Wednesday, July 11, 2012

Broken heart

Dear Caroline,
Oh this morning was hard, so hard. For the first time ever you cried when I left you at school and boy did you cry hard. My first thought was to just take you with me and call in to work to let them know I quit. I didn’t though. I gave you one last hug and scurried out the door while one of the assistant teachers held you with big tears dripping down your face and your arms outstretched. I walked out the door of your room and pulled my sunglasses down off my head so the other parents in the hall wouldn’t see my tears about to spill over. Urgh – my stomach gets a knot just thinking about how much that hurts to see you so sad. I see you cry all the time, but this was different. I was leaving you. And you were really torn up about it.
Then I got an e-mail after lunch from your teacher who said you had a great morning and took a great nap. I have no idea how long the crying lasted, but clearly not forever. And I realize that this won’t last forever and like everything it is just a stage. It just reminds me how important it is that the time we spend together is quality even when it’s hard. We have been going to swim lessons together and while some nights you’re tired and less enthusiastic than others, I love getting to share in that time together.
Just the other day your dad said that he can’t even stomach the thought of you getting hurt, or feeling let down or being picked on. But the reality is that we all go through this and it’s what makes us infinitely more capable to empathize with others. I think I’m realizing the key is making your home and family into a safe place to help you pick up the pieces and grow stronger after these things happen.

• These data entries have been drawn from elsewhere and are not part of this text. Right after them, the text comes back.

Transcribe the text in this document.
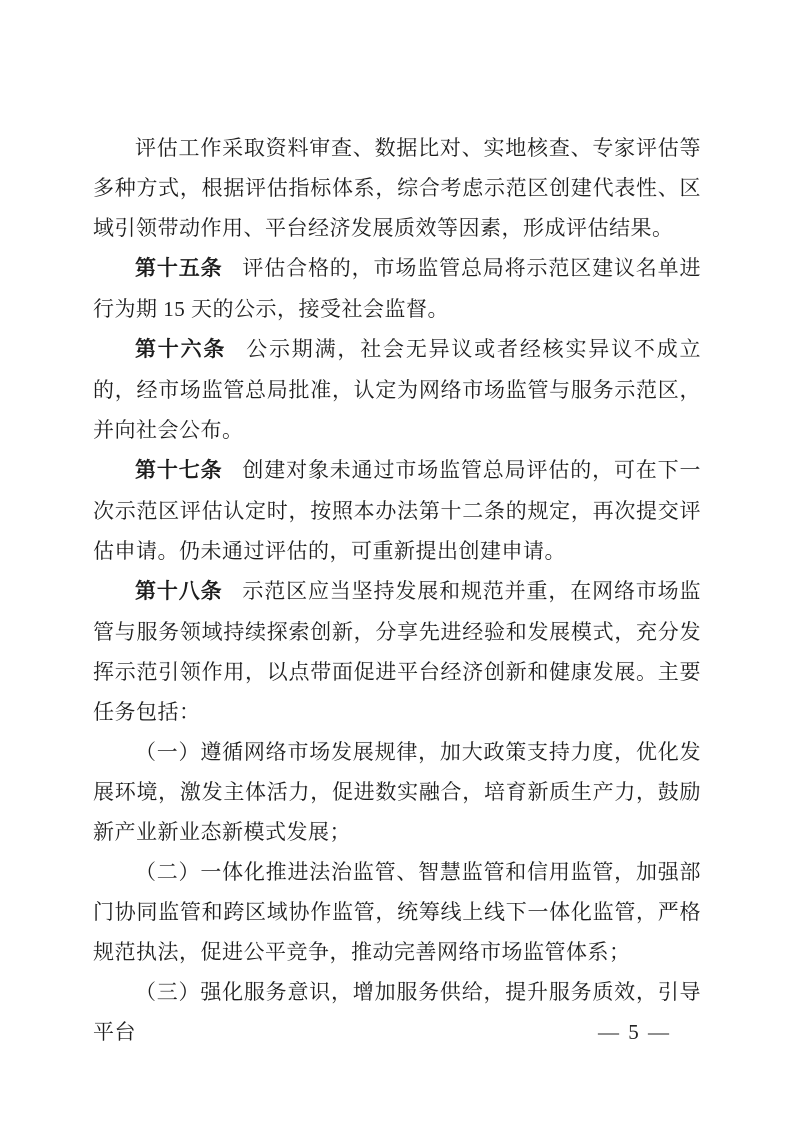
评估工作采取资料审查、数据比对、实地核查、专家评估等多种方式，根据评估指标体系，综合考虑示范区创建代表性、区域引领带动作用、平台经济发展质效等因素，形成评估结果。

第十五条 评估合格的，市场监管总局将示范区建议名单进行为期 15 天的公示，接受社会监督。

第十六条 公示期满，社会无异议或者经核实异议不成立的，经市场监管总局批准，认定为网络市场监管与服务示范区，并向社会公布。

第十七条 创建对象未通过市场监管总局评估的，可在下一次示范区评估认定时，按照本办法第十二条的规定，再次提交评估申请。仍未通过评估的，可重新提出创建申请。

第十八条 示范区应当坚持发展和规范并重，在网络市场监管与服务领域持续探索创新，分享先进经验和发展模式，充分发挥示范引领作用，以点带面促进平台经济创新和健康发展。主要任务包括：

（一）遵循网络市场发展规律，加大政策支持力度，优化发展环境，激发主体活力，促进数实融合，培育新质生产力，鼓励新产业新业态新模式发展；

（二）一体化推进法治监管、智慧监管和信用监管，加强部门协同监管和跨区域协作监管，统筹线上线下一体化监管，严格规范执法，促进公平竞争，推动完善网络市场监管体系；

（三）强化服务意识，增加服务供给，提升服务质效，引导平台	— 5 —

And so this morning was really probably a chance for us both to break and grow a little stronger. I hope that in a couple of years when you’re older and see another kid who is sad you can lend them comfort because you know it feels like to be sad, but more importantly who know how valuable it is to be comforted and loved when you’re feeling down. That is where we come in and get teed up for the biggest job of our lives. I hope we’re up to the challenge and promise to always do my best.